Understanding that your thoughts aren’t real is a boundary you have to create for yourself, with, like, a firm handshake of the mind. Believing that everything you think is factual, worth considering, meaningful or on its way to or from being true is the wildest violence any of us do to ourselves on the regular. And we do so much violence to ourselves, and we keep doing it, smiling at it, climbing into the front seat like a Rumspringing hitchhiker in short-shorts.
I like the line about how thoughts are like clouds passing in a sky. That’s nice. That’s cozy in a pink way. (Gray coziness is a blank, luxe hotel room on a rainy day in a city you don’t care about, a rare kind of cozy; navy cozy is seaside long-weekend cozy, the vicissitudes of the wind no match for the hale and hearty character or everyone involved; red cozy is Christmas, obviously.)
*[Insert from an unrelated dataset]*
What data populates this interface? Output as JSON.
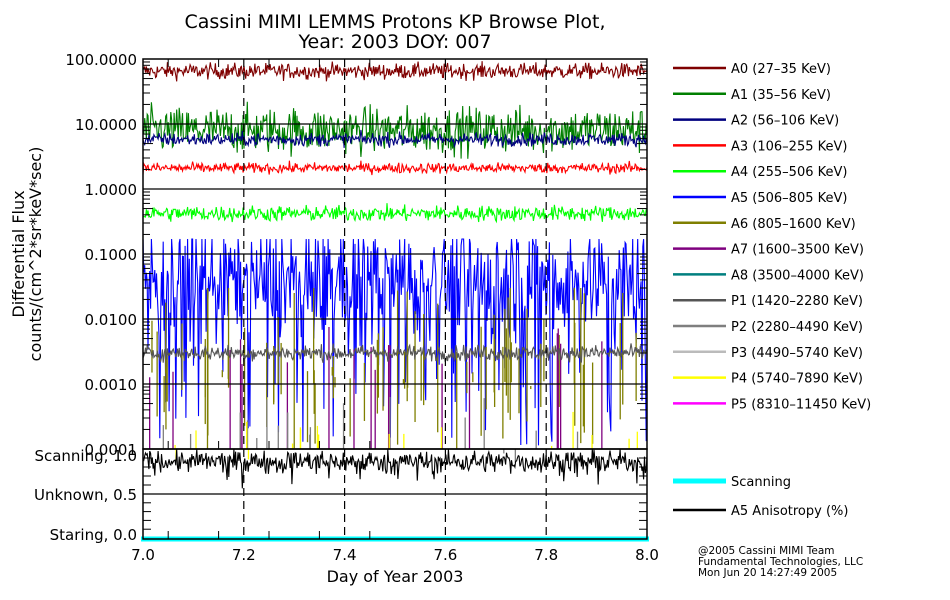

Knowing that your private narrative is actually not of you, and is, in an important and reassuring way, actually separate from you, or at least from the fundamental you of you, is something I would call a “self-boundary” if “self-everything” didn’t make me feel compelled to slide headfirst into a home base of self-hatred (HA) about now.
Yes, this: boundaries in a thriving, happy, creative relationship are hard because even when you’re in each other’s way, it’s still a really good time. Like you can be standing in baggage claim after a six-month backpacking trip so destabilizing that you scratch a mosquito bite and find some crust from a new, overdoing-it vacation tattoo you legitimately forgot about and would still rather shower with them, covered in sap and still sweating out the noise, than shower alone. I mean, not ME.